When I have a big job like wiping down cupboard doors or washing a wall, I mix up a batch of Red Juice in a bucket and throw in a wad of cheap, thin, white terry washcloths to moisten them with the Red Juice. After using each washcloth until it is too dirty to use anymore, I toss it in a pile and take the next washcloth from the bucket. I use a separate, dry rag to dry where I've washed. When done, I admire the cleanliness and throw the rags in the washer.
If you go to the Clean Team web site and are tempted to order more than the Red Juice, you won't be sorry. I especially love:
- Blue Juice, the concentrate to replace your window cleaner.
- Sh-Mop, rather like a Swiffer only the handle is longer, the pad is much larger, and you wash and reuse the pads over and over again. Before putting a pad on, I soak it in Red Juice for a greasy, very dirty job or Blue juice for a quick wet mop.
- Toothbrush, so extra heavy bristled that you would never use it in your mouth but perfect for around faucets and any other place you have little groves to clean.
- Heavy Duty Scraper, looks like a putty knife but is made of plastic so it doesn't scratch. I keep one in each room. Especially handy in the kitchen for removing baked on food.

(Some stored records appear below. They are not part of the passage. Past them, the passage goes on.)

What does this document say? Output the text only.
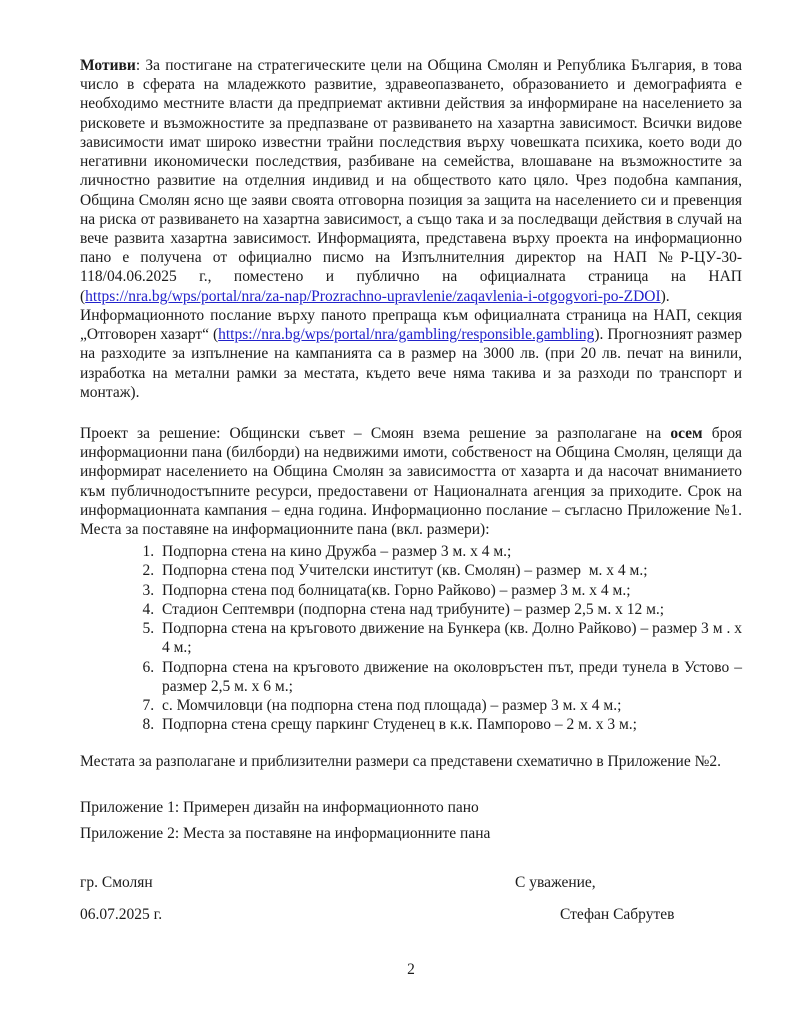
Мотиви: За постигане на стратегическите цели на Община Смолян и Република България, в това число в сферата на младежкото развитие, здравеопазването, образованието и демографията е необходимо местните власти да предприемат активни действия за информиране на населението за рисковете и възможностите за предпазване от развиването на хазартна зависимост. Всички видове зависимости имат широко известни трайни последствия върху човешката психика, което води до негативни икономически последствия, разбиване на семейства, влошаване на възможностите за личностно развитие на отделния индивид и на обществото като цяло. Чрез подобна кампания, Община Смолян ясно ще заяви своята отговорна позиция за защита на населението си и превенция на риска от развиването на хазартна зависимост, а също така и за последващи действия в случай на вече развита хазартна зависимост. Информацията, представена върху проекта на информационно пано е получена от официално писмо на Изпълнителния директор на НАП №Р-ЦУ-30-118/04.06.2025 г., поместено и публично на официалната страница на НАП (https://nra.bg/wps/portal/nra/za-nap/Prozrachno-upravlenie/zaqavlenia-i-otgogvori-po-ZDOI). Информационното послание върху паното препраща към официалната страница на НАП, секция „Отговорен хазарт“ (https://nra.bg/wps/portal/nra/gambling/responsible.gambling). Прогнозният размер на разходите за изпълнение на кампанията са в размер на 3000 лв. (при 20 лв. печат на винили, изработка на метални рамки за местата, където вече няма такива и за разходи по транспорт и монтаж).

Проект за решение: Общински съвет – Смоян взема решение за разполагане на осем броя информационни пана (билборди) на недвижими имоти, собственост на Община Смолян, целящи да информират населението на Община Смолян за зависимостта от хазарта и да насочат вниманието към публичнодостъпните ресурси, предоставени от Националната агенция за приходите. Срок на информационната кампания – една година. Информационно послание – съгласно Приложение №1. Места за поставяне на информационните пана (вкл. размери):

1. Подпорна стена на кино Дружба – размер 3 м. х 4 м.;
2. Подпорна стена под Учителски институт (кв. Смолян) – размер  м. х 4 м.;
3. Подпорна стена под болницата(кв. Горно Райково) – размер 3 м. х 4 м.;
4. Стадион Септември (подпорна стена над трибуните) – размер 2,5 м. х 12 м.;
5. Подпорна стена на кръговото движение на Бункера (кв. Долно Райково) – размер 3 м . х 4 м.;
6. Подпорна стена на кръговото движение на околовръстен път, преди тунела в Устово – размер 2,5 м. х 6 м.;
7. с. Момчиловци (на подпорна стена под площада) – размер 3 м. х 4 м.;
8. Подпорна стена срещу паркинг Студенец в к.к. Пампорово – 2 м. х 3 м.;

Местата за разполагане и приблизителни размери са представени схематично в Приложение №2.

Приложение 1: Примерен дизайн на информационното пано

Приложение 2: Места за поставяне на информационните пана

гр. Смолян	С уважение,
06.07.2025 г.	Стефан Сабрутев
2
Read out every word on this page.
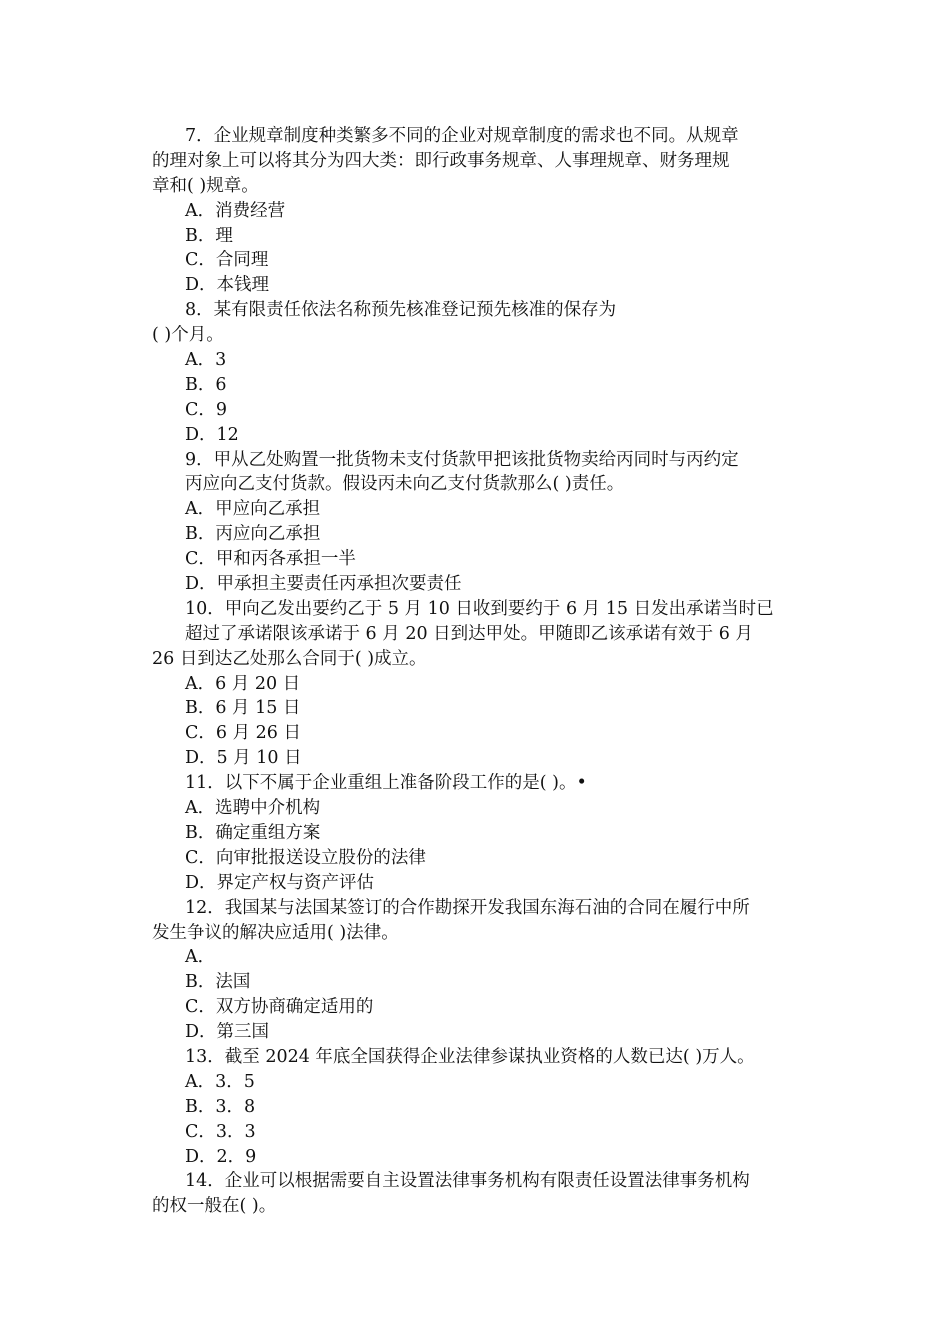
7．企业规章制度种类繁多不同的企业对规章制度的需求也不同。从规章
的理对象上可以将其分为四大类：即行政事务规章、人事理规章、财务理规
章和( )规章。
A．消费经营
B．理
C．合同理
D．本钱理
8．某有限责任依法名称预先核准登记预先核准的保存为
( )个月。
A．3
B．6
C．9
D．12
9．甲从乙处购置一批货物未支付货款甲把该批货物卖给丙同时与丙约定
丙应向乙支付货款。假设丙未向乙支付货款那么( )责任。
A．甲应向乙承担
B．丙应向乙承担
C．甲和丙各承担一半
D．甲承担主要责任丙承担次要责任
10．甲向乙发出要约乙于 5 月 10 日收到要约于 6 月 15 日发出承诺当时已
超过了承诺限该承诺于 6 月 20 日到达甲处。甲随即乙该承诺有效于 6 月
26 日到达乙处那么合同于( )成立。
A．6 月 20 日
B．6 月 15 日
C．6 月 26 日
D．5 月 10 日
11．以下不属于企业重组上准备阶段工作的是( )。•
A．选聘中介机构
B．确定重组方案
C．向审批报送设立股份的法律
D．界定产权与资产评估
12．我国某与法国某签订的合作勘探开发我国东海石油的合同在履行中所
发生争议的解决应适用( )法律。
A．
B．法国
C．双方协商确定适用的
D．第三国
13．截至 2024 年底全国获得企业法律参谋执业资格的人数已达( )万人。
A．3．5
B．3．8
C．3．3
D．2．9
14．企业可以根据需要自主设置法律事务机构有限责任设置法律事务机构
的权一般在( )。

I keep the kitchen scraper handy in the dish drainer.
Posted by Marguerite at 9/14/2006 10:51:00 AM
Saturday, September 09, 2006
Stay Away Kitty Kitty
In recent years there have been cougar sightings in Michigan, some with DNA species verification of hair or scat.
Since a few of these sightings have been in my county/township, I'm very interested in following the ongoing battle between honest, credible citizens who are reporting the sightings and the Michigan Department of Natural Resources (MDNR) who are reluctant to admit such thing is possible.

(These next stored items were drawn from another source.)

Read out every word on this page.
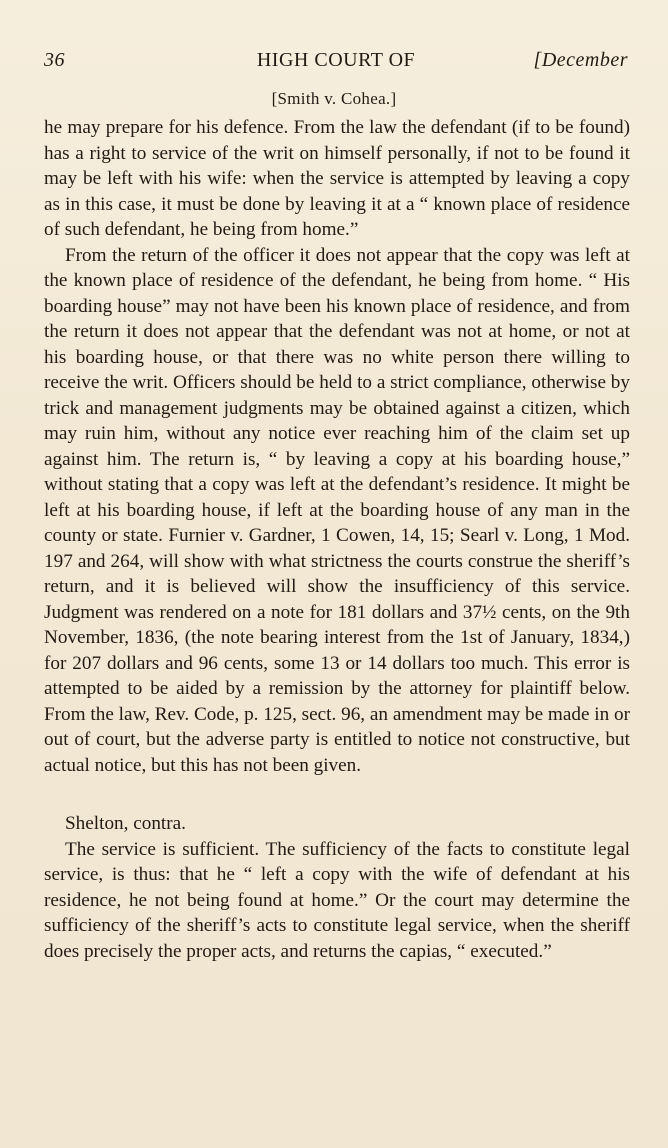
HIGH COURT OF
36	[December
[Smith v. Cohea.]

he may prepare for his defence. From the law the defendant (if to be found) has a right to service of the writ on himself personally, if not to be found it may be left with his wife: when the service is attempted by leaving a copy as in this case, it must be done by leaving it at a “ known place of residence of such defendant, he being from home.”

From the return of the officer it does not appear that the copy was left at the known place of residence of the defendant, he being from home. “ His boarding house” may not have been his known place of residence, and from the return it does not appear that the defendant was not at home, or not at his boarding house, or that there was no white person there willing to receive the writ. Officers should be held to a strict compliance, otherwise by trick and management judgments may be obtained against a citizen, which may ruin him, without any notice ever reaching him of the claim set up against him. The return is, “ by leaving a copy at his boarding house,” without stating that a copy was left at the defendant’s residence. It might be left at his boarding house, if left at the boarding house of any man in the county or state. Furnier v. Gardner, 1 Cowen, 14, 15; Searl v. Long, 1 Mod. 197 and 264, will show with what strictness the courts construe the sheriff’s return, and it is believed will show the insufficiency of this service. Judgment was rendered on a note for 181 dollars and 37½ cents, on the 9th November, 1836, (the note bearing interest from the 1st of January, 1834,) for 207 dollars and 96 cents, some 13 or 14 dollars too much. This error is attempted to be aided by a remission by the attorney for plaintiff below. From the law, Rev. Code, p. 125, sect. 96, an amendment may be made in or out of court, but the adverse party is entitled to notice not constructive, but actual notice, but this has not been given.

Shelton, contra.

The service is sufficient. The sufficiency of the facts to constitute legal service, is thus: that he “ left a copy with the wife of defendant at his residence, he not being found at home.” Or the court may determine the sufficiency of the sheriff’s acts to constitute legal service, when the sheriff does precisely the proper acts, and returns the capias, “ executed.”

When the MDNR says "Though the information indicates the presence of a cougar it still does not confirm the presence of a breeding population in Michigan.", do they think the public is so stupid they think the cougars just roam here and don't mate here?
Posted by Marguerite at 9/09/2006 07:55:00 PM
Friday, September 08, 2006
Mom's Cast Is Off
We celebrated with lunch out.
Mom celebrated with a nice wet shower.
This morning we arrived at the orthopedic surgeon's office very anxious to get the blue cast removed and move on to the next step in returning to normal.
First the Fiberglas was cut top and bottom with a sound wave saw. Then pried open with a special pliers and gently removed. Once again she could see her arm.
The doctor was happy with the x-rays. The arm is mending and no surgery is required. The break that he suspected might be a problem is looking better than he expected. All good news.
For the next month, she has a removable splint.
Check out the finger swelling. They hurt, but not as much now that the cast is off. I'm hoping the swelling goes down this weekend and the pain decreases enough so she can get a good night's sleep.
The hand is not functional, but she'll be working on that problem.
Monday is her first appointment with Holly at "Hand Therapy". This should be interesting. Or, as Mom says on her blog,
"I look upon life as an ongoing adventure."I think this is one adventure she doesn't want to repeat.